PKK leader Bayık says militants ready for long-term conflict


While the pro-Kurdish Peoples' Democratic Party (HDP) is encouraging peace through its peace meetings throughout various cities in Turkey, the PKK terrorist organization's senior leader Cemil Bayık told Foreign Policy magazine that the outlawed organization's militants are ready for a long-lasting war against Turkey. The article underlined that the PKK spent the past two years preparing for war, while Bayık in his statements to the U.S.-based magazine said that "the PKK has the right to defend itself." In early August, the leader of the PKK's military wing, Murat Karayılan, also said that they are not ready to lay down arms.
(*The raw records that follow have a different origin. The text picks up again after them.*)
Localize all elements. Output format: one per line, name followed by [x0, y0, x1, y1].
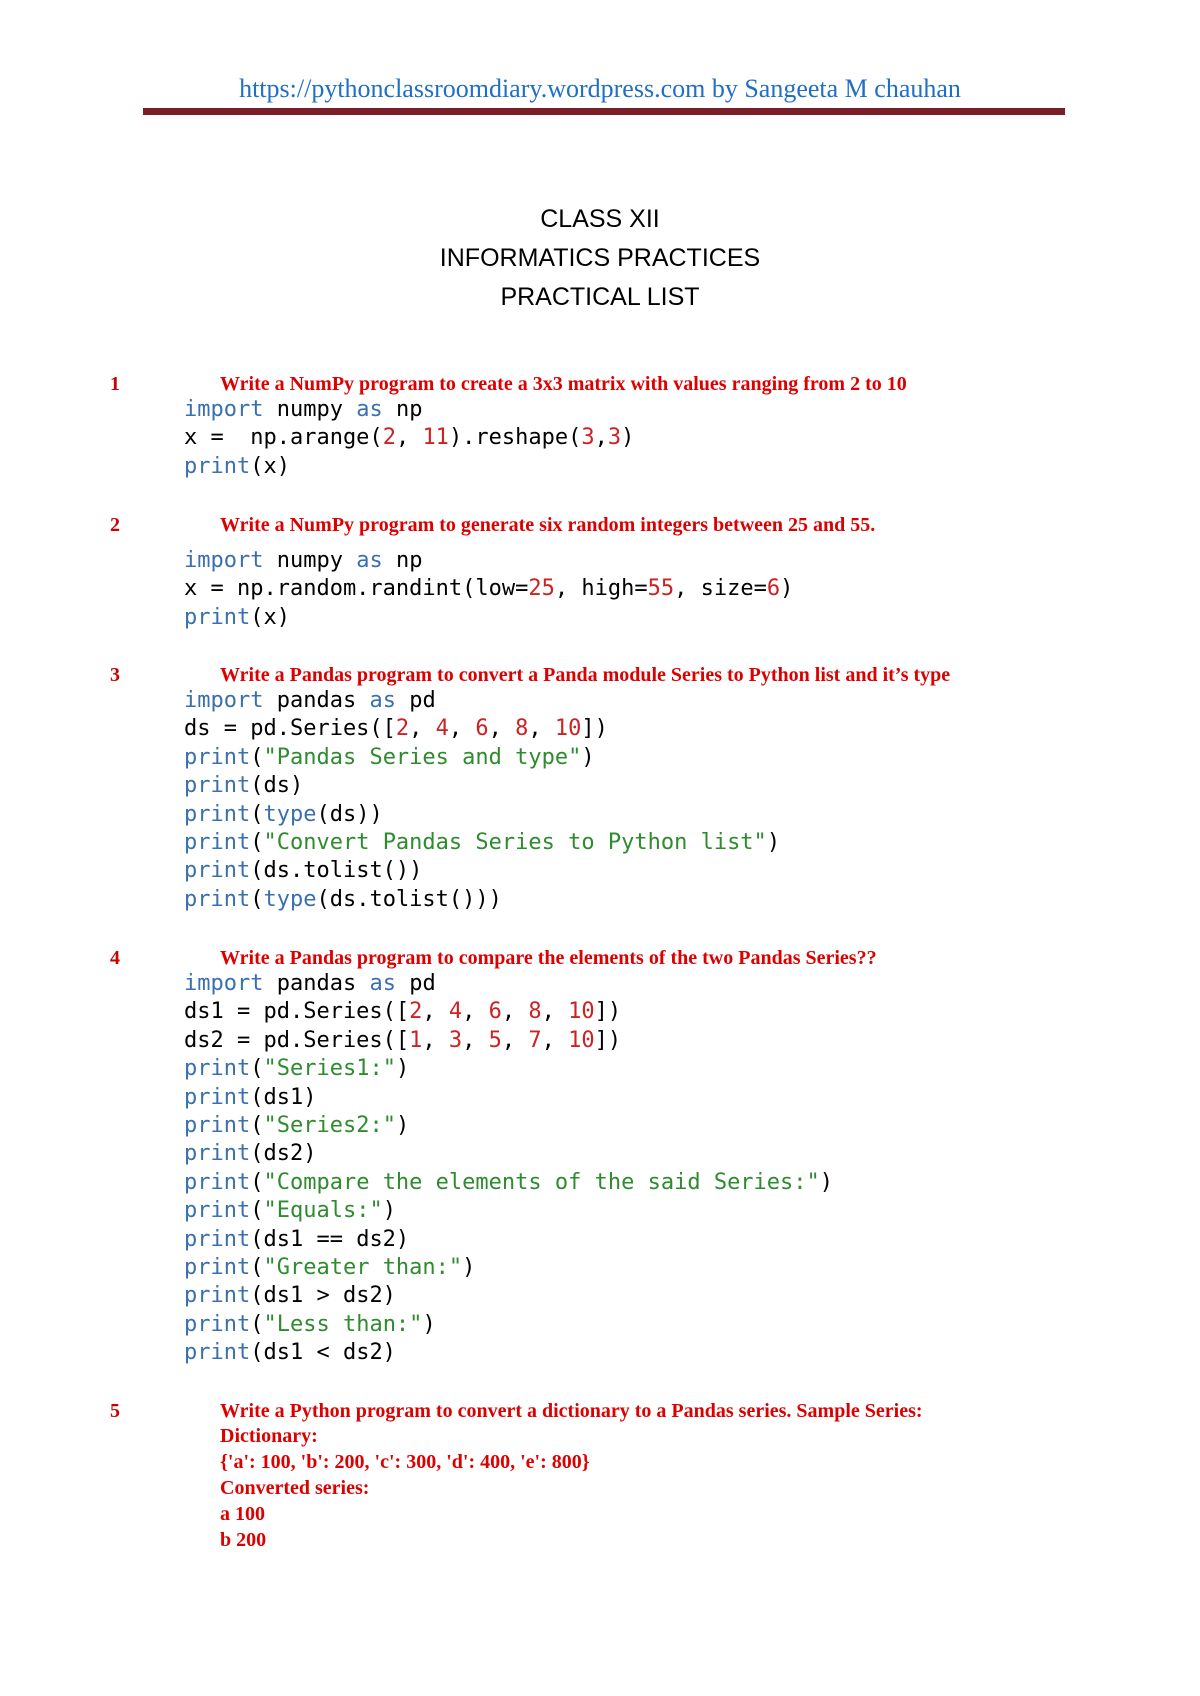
code-token: print	[184, 604, 251, 630]
code-token: (	[250, 1311, 264, 1337]
code-token: (	[250, 830, 264, 856]
code-token: print	[184, 1084, 251, 1110]
item-question: Write a NumPy program to create a 3x3 matrix with values ranging from 2 to 10	[220, 373, 907, 395]
code-token: (ds1 > ds2)	[250, 1283, 396, 1309]
item-number: 4	[110, 947, 120, 969]
code-token: print	[184, 1255, 251, 1281]
code-token: "Pandas Series and type"	[263, 744, 582, 770]
code-token: 6	[766, 576, 781, 602]
code-token: print	[184, 801, 251, 827]
code-token: print	[184, 1340, 251, 1366]
code-token: ,	[395, 425, 423, 451]
code-line	[184, 453, 634, 481]
code-token: ,	[501, 999, 529, 1025]
code-token: as	[369, 971, 396, 996]
code-line	[184, 715, 780, 743]
code-token: print	[184, 1198, 251, 1224]
code-token: print	[184, 1113, 251, 1139]
code-token: )	[621, 425, 635, 451]
code-token: "Series1:"	[263, 1056, 396, 1082]
code-token: (	[250, 1169, 264, 1195]
code-token: 2	[395, 716, 410, 742]
code-line	[184, 1226, 833, 1254]
code-line	[184, 1112, 833, 1140]
code-block	[184, 970, 833, 1368]
code-token: ])	[594, 1027, 622, 1053]
code-token: ds = pd.Series([	[184, 716, 396, 742]
item-number: 3	[110, 664, 120, 686]
code-token: )	[766, 830, 781, 856]
code-token: numpy	[263, 397, 357, 422]
code-token: 3	[581, 425, 595, 451]
code-token: print	[184, 1169, 251, 1195]
code-line	[184, 772, 780, 800]
code-token: , high=	[554, 576, 648, 602]
code-token: pd	[395, 688, 436, 713]
header-link[interactable]	[0, 72, 1200, 106]
sample-dictionary: {'a': 100, 'b': 200, 'c': 300, 'd': 400, 'e': 800}	[220, 1451, 590, 1473]
code-token: 4	[448, 999, 463, 1025]
code-token: ,	[528, 716, 555, 742]
code-token: 10	[568, 999, 595, 1025]
code-token: ds2 = pd.Series([	[184, 1027, 410, 1053]
code-token: 2	[409, 999, 423, 1025]
code-token: )	[395, 1056, 410, 1082]
code-token: as	[369, 688, 396, 713]
code-token: 10	[554, 716, 582, 742]
code-token: import	[184, 548, 264, 573]
code-token: )	[819, 1169, 834, 1195]
code-token: import	[184, 971, 264, 996]
code-token: ds1 = pd.Series([	[184, 999, 410, 1025]
code-token: "Convert Pandas Series to Python list"	[263, 830, 767, 856]
page-title	[0, 200, 1200, 317]
code-token: ])	[594, 999, 622, 1025]
code-token: (	[250, 1255, 264, 1281]
code-token: 5	[488, 1027, 502, 1053]
code-token: x = np.random.randint(low=	[184, 576, 529, 602]
code-token: (	[250, 1113, 264, 1139]
code-token: (ds)	[250, 773, 304, 799]
code-line	[184, 575, 793, 603]
title-subject: INFORMATICS PRACTICES	[439, 244, 761, 272]
code-token: 7	[528, 1027, 542, 1053]
code-token: )	[395, 1113, 410, 1139]
item-question: Write a NumPy program to generate six random integers between 25 and 55.	[220, 514, 876, 536]
code-token: x = np.arange(	[184, 425, 383, 451]
code-block	[184, 547, 793, 632]
code-token: 6	[475, 716, 489, 742]
code-token: print	[184, 1283, 251, 1309]
code-token: print	[184, 1311, 251, 1337]
code-token: ,	[422, 999, 449, 1025]
code-token: ,	[448, 716, 476, 742]
code-token: 3	[448, 1027, 463, 1053]
code-token: (x)	[250, 604, 290, 630]
code-token: )	[382, 1198, 396, 1224]
code-token: (	[250, 801, 264, 827]
code-token: print	[184, 1226, 251, 1252]
code-token: 8	[528, 999, 542, 1025]
title-list: PRACTICAL LIST	[500, 283, 700, 311]
code-token: 8	[515, 716, 529, 742]
code-token: 1	[409, 1027, 423, 1053]
code-token: type	[263, 801, 317, 827]
code-token: (	[250, 1056, 264, 1082]
code-line	[184, 801, 780, 829]
code-token: (ds1)	[250, 1084, 317, 1110]
converted-row: b 200	[220, 1529, 267, 1551]
code-token: ,	[462, 1027, 489, 1053]
code-token: , size=	[674, 576, 767, 602]
code-line	[184, 604, 793, 632]
code-token: 6	[488, 999, 502, 1025]
code-token: print	[184, 744, 251, 770]
code-token: print	[184, 453, 251, 479]
code-token: print	[184, 858, 251, 884]
code-line	[184, 1055, 833, 1083]
code-token: ,	[462, 999, 489, 1025]
code-line	[184, 886, 780, 914]
code-token: "Greater than:"	[263, 1255, 463, 1281]
code-line	[184, 687, 780, 715]
code-line	[184, 1084, 833, 1112]
code-token: (	[250, 886, 264, 912]
code-token: (ds1 < ds2)	[250, 1340, 396, 1366]
code-token: 55	[647, 576, 675, 602]
code-token: (ds))	[316, 801, 383, 827]
code-token: numpy	[263, 548, 357, 573]
code-token: 2	[382, 425, 396, 451]
code-token: ,	[409, 716, 436, 742]
header-link-text[interactable]: https://pythonclassroomdiary.wordpress.com by Sangeeta M chauhan	[239, 74, 961, 103]
code-token: np	[382, 548, 423, 573]
code-token: type	[263, 886, 317, 912]
code-token: (ds.tolist()))	[316, 886, 502, 912]
code-token: ,	[501, 1027, 529, 1053]
code-token: ,	[422, 1027, 449, 1053]
code-token: print	[184, 1141, 251, 1167]
code-block	[184, 396, 634, 481]
code-line	[184, 424, 634, 452]
code-line	[184, 1254, 833, 1282]
code-line	[184, 1027, 833, 1055]
code-token: print	[184, 830, 251, 856]
code-token: ,	[541, 1027, 569, 1053]
code-token: (x)	[250, 453, 290, 479]
code-token: "Equals:"	[263, 1198, 383, 1224]
code-token: (ds2)	[250, 1141, 317, 1167]
code-token: as	[356, 548, 383, 573]
item-number: 2	[110, 514, 120, 536]
code-token: ,	[488, 716, 516, 742]
code-line	[184, 857, 780, 885]
code-token: )	[780, 576, 794, 602]
code-line	[184, 1197, 833, 1225]
code-line	[184, 1140, 833, 1168]
code-token: print	[184, 1056, 251, 1082]
code-line	[184, 1169, 833, 1197]
item-number: 5	[110, 1400, 120, 1422]
code-token: 3	[607, 425, 622, 451]
code-token: pd	[395, 971, 436, 996]
code-token: )	[581, 744, 595, 770]
code-token: print	[184, 773, 251, 799]
code-token: 11	[422, 425, 449, 451]
converted-row: a 100	[220, 1503, 265, 1525]
code-token: as	[356, 397, 383, 422]
code-line	[184, 396, 634, 424]
code-token: ,	[594, 425, 608, 451]
code-token: )	[462, 1255, 476, 1281]
item-number: 1	[110, 373, 120, 395]
item-question: Write a Pandas program to compare the elements of the two Pandas Series??	[220, 947, 877, 969]
code-line	[184, 744, 780, 772]
code-token: 25	[528, 576, 555, 602]
code-token: )	[422, 1311, 436, 1337]
code-token: "Series2:"	[263, 1113, 396, 1139]
code-line	[184, 970, 833, 998]
code-token: ).reshape(	[448, 425, 582, 451]
code-token: ,	[541, 999, 569, 1025]
code-line	[184, 547, 793, 575]
code-token: np	[382, 397, 423, 422]
code-block	[184, 687, 780, 914]
converted-label: Converted series:	[220, 1477, 370, 1499]
code-token: (	[250, 744, 264, 770]
code-token: "Less than:"	[263, 1311, 423, 1337]
item-question: Write a Pandas program to convert a Panda module Series to Python list and it’s type	[220, 664, 951, 686]
code-token: (ds1 == ds2)	[250, 1226, 410, 1252]
code-token: print	[184, 886, 251, 912]
title-class: CLASS XII	[540, 205, 660, 233]
code-token: import	[184, 688, 264, 713]
item-question: Write a Python program to convert a dictionary to a Pandas series. Sample Series:	[220, 1400, 923, 1422]
code-token: pandas	[263, 688, 370, 713]
code-token: "Compare the elements of the said Series:"	[263, 1169, 820, 1195]
code-token: 4	[435, 716, 449, 742]
code-token: pandas	[263, 971, 370, 996]
code-line	[184, 998, 833, 1026]
code-line	[184, 1311, 833, 1339]
code-token: (	[250, 1198, 264, 1224]
code-token: (ds.tolist())	[250, 858, 423, 884]
code-token: 10	[568, 1027, 595, 1053]
code-line	[184, 1282, 833, 1310]
code-line	[184, 829, 780, 857]
header-divider	[143, 108, 1065, 115]
code-token: ])	[581, 716, 608, 742]
sample-label: Dictionary:	[220, 1425, 318, 1447]
code-line	[184, 1339, 833, 1367]
code-token: import	[184, 397, 264, 422]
With decreasing support to the party, the HDP Co-Chair Selahattin Demirtaş called for peace and urged ending the armed conflict in efforts to regain public support. The recently conducted public surveys also revealed a significant drop in the HDP's potential votes. However, despite the HDP officials' efforts to repair its image in the eyes of the public ahead of the upcoming elections, the PKK terrorist organization's senior figure said, "It's not the HDP's role to decide if it's time for us to disarm." While the cease-fire between Turkey and the PKK ended after the terrorist organization had killed two policemen on July 22, Bayık said the cease-fire didn't end in July and accused Turkey of ending it. The terrorist organization leader Bayık said its organization is in favor of negotiations yet continues its increased terror activities that result in the killing of not just security officers but also many civilians including children.

Bayık praised the PKK for its help toward stranded Yazidis on Mount Sinjar after Islamic State of Iraq and al-Sham (ISIS) attacks in the article. It was reported that the Democratic Union Party (PYD) and the PKK were placed in the evacuated region where 15,000 Arabs and Turkmens had fled and crossed into Turkey. It was further reported that the PKK-affiliated PYD has been trying to change the demographic structure of northern Syria with the aim of establishing a Kurdish state from Iraq to the Mediterranean Sea. Finalizing his controversial statements, Bayık added that the outlawed organization "will continue to fight against Turkey as long as necessary."

Though experts have analyzed Demirtaş's call for peace as highly significant, it hasn't necessarily been sufficient, as the HDP's Co-Chair Figen Yüksekdağ has praised the PKK terrorist organization numerously, and referred to it as "a national liberation movement and also an organization that stands for democracy and equality."